Nel corso della serie personaggi calcistici di grandissimo spessore spendono parole al miele per l’allenatore: alcuni suoi ex giocatori come Fernando El Nino Torres, Diego Costa, Diego Godin, Juanfran e Gabi; giocatori che allena oggigiorno Luis Suarez, Antoine Griezmann, Koke e Marcos Llorente; rivali storici come Cristiano Ronaldo, David Beckham o Sergio Ramos; alcuni ex suoi compagni di squadra come Ronaldo Il Fenomeno, Juan Sebastian Veron e Javier Zanetti come anche colleghi del calibro di Jose Mourinho e Pep Guardiola.
Il primo lo ha definito “animale da competizione” vista la sua ossessiva ricerca di un rivale per potenziare i suoi limiti ma soprattutto il suo lavoro. Il secondo, sebbene le concezioni calcistiche siano agli antipodi, ha paragonato il fenomeno Simeone nella sfera Atletico Madrid a quello che “ha rappresentato Johan Cruijff per il Barcellona”. C’è da fidarsi.
Anche perché dietro a quel giocatore focoso ma magnificamente pragmatico, diventato poi un grandissimo coach, è nato un filone: il cholismo. Un inno all’impegno, a quell’umile sacrificio proletario e operaio che però si dà forza e diventa credibile, al limite del rivoluzionario. Il cholismo incarna infatti la forza del ribelle e il pragmatismo del vincitore, riuscendo a coniugare due mondi che molto spesso non si incontrano. E’ il trionfo del sacrificio, dell’abnegazione di sé per un ordine superiore, della metodicità del proprio lavoro, dribblando gli ostacoli della vita che affondano sempre duro i loro tackle.
Diego Simeone da giocatore prima e da allenatore poi ha sempre rappresentato il combattente tra i combattenti, un Leonida con i suoi trecento spartani.
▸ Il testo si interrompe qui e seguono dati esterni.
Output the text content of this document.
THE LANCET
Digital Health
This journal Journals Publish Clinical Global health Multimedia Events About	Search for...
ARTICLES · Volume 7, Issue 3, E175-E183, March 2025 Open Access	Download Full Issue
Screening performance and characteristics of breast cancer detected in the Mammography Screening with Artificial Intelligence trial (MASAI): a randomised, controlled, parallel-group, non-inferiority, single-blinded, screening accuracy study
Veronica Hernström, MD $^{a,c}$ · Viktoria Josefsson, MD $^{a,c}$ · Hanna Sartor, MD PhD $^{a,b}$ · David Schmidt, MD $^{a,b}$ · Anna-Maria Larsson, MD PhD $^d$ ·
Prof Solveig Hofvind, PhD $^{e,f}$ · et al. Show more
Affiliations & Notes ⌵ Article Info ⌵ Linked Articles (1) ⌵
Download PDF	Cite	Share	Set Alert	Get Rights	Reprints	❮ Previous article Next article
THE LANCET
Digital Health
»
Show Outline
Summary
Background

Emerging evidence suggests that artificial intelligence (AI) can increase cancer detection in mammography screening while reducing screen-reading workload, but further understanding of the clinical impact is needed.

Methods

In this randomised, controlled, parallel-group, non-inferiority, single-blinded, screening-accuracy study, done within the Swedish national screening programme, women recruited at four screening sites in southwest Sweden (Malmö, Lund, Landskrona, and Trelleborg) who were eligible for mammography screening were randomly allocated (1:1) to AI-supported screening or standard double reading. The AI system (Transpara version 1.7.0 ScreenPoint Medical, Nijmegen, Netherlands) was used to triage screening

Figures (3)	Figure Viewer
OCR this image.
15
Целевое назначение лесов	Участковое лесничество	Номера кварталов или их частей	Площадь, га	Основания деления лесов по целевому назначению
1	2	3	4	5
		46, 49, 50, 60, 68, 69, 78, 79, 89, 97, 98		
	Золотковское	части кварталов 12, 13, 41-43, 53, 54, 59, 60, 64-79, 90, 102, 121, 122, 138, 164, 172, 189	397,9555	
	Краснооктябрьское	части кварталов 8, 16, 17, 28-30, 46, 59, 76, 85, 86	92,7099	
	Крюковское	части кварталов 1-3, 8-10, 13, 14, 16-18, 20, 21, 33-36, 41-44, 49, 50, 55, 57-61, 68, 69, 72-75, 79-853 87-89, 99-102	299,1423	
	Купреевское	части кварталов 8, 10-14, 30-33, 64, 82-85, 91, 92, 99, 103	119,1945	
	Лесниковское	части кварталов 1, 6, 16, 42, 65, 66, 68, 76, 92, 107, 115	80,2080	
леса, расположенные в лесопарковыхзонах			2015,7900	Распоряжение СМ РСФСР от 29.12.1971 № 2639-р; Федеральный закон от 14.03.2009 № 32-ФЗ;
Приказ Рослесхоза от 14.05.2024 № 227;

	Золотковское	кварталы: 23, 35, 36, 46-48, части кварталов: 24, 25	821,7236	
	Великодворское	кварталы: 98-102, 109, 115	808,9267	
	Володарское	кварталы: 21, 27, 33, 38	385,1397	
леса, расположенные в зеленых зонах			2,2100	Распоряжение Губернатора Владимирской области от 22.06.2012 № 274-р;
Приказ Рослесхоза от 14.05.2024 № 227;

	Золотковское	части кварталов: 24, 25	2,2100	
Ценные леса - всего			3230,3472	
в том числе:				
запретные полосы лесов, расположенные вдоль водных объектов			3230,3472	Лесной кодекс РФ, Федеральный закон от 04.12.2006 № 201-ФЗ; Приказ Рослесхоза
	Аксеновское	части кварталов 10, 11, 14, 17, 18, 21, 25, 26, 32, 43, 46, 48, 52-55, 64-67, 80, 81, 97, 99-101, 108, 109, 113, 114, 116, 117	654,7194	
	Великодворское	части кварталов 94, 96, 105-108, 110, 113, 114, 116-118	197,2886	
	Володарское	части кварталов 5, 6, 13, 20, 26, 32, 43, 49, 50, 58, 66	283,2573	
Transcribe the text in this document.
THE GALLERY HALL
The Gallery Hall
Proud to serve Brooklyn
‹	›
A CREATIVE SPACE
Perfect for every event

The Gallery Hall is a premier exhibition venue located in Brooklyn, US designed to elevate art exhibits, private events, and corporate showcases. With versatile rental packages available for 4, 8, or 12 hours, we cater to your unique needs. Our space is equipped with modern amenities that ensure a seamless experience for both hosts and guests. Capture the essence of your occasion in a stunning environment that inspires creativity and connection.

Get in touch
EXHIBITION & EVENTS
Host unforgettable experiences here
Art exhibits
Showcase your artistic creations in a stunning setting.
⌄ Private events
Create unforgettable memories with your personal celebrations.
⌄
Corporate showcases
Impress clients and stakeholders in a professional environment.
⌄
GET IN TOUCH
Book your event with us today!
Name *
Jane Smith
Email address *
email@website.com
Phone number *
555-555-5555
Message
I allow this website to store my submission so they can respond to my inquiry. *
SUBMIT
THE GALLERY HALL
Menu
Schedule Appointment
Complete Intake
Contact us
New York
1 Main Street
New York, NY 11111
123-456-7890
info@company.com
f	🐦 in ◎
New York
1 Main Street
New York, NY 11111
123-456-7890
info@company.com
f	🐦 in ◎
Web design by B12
Una concezione calcistica maturata sotto grandi allenatori come Bilardo e Luis Aragones al Siviglia, Boskov alla Lazio, Bielsa con la maglia della Nazionale argentina. Un impasto tra la tanto decantata garra uruguagia e la capacità di saper soffrire tipica delle sue parti.
Uno dei capi di imputazione che spesso viene fatto al Cholo è quello di lasciare poco spazio al colore della fantasia nel suo gioco, prediligendo un grigio quanto comunque affidabile “catenaccio e contropiede”. Tesi accettabile all’inizio della sua carriera. Alla soglia dei 52 anni, l’evoluzione della trama tattica e soprattutto dell’interpretazione tecnica del suo Atletico è adesso molto più prona ad una più globalmente accettata concezione calcistica volta allo spettacolo, nonostante questa transizione rischi di pagare in termini di risultati.
Non scarseggiano momenti di romanticismo negli episodi della serie, frangenti di ammirazione mista a commozione come quando ricorda la figura di Maradona (suo compagno al Siviglia e in Nazionale), attimi in famiglia che lui chiama “squadra”, la sua adorazione per il padre che lo segue in tutte le partite più importanti: dalla vittoria del titolo quando guidava l’Estudiantes, a quella del River, per poi arrivare ai tanti successi avuti con i colchoneros mai abituati a vincere così tanto in Spagna e fuori, così come le cocenti delusioni soprattutto nelle due finali di Champions contro i rivali del Real arrivate in modo molto beffardo.
Con Simeone, quindi, è nato un fenomeno, un’idea, una filosofia vincente applicabile in campo così nella vita. Pochi, ma veramente pochi, personaggi della storia sportiva possono vantare di aver influito così tanto il modo di pensare degli “addetti ai lavori” e di entrare così profondamente nei cuori dei semplici appassionati.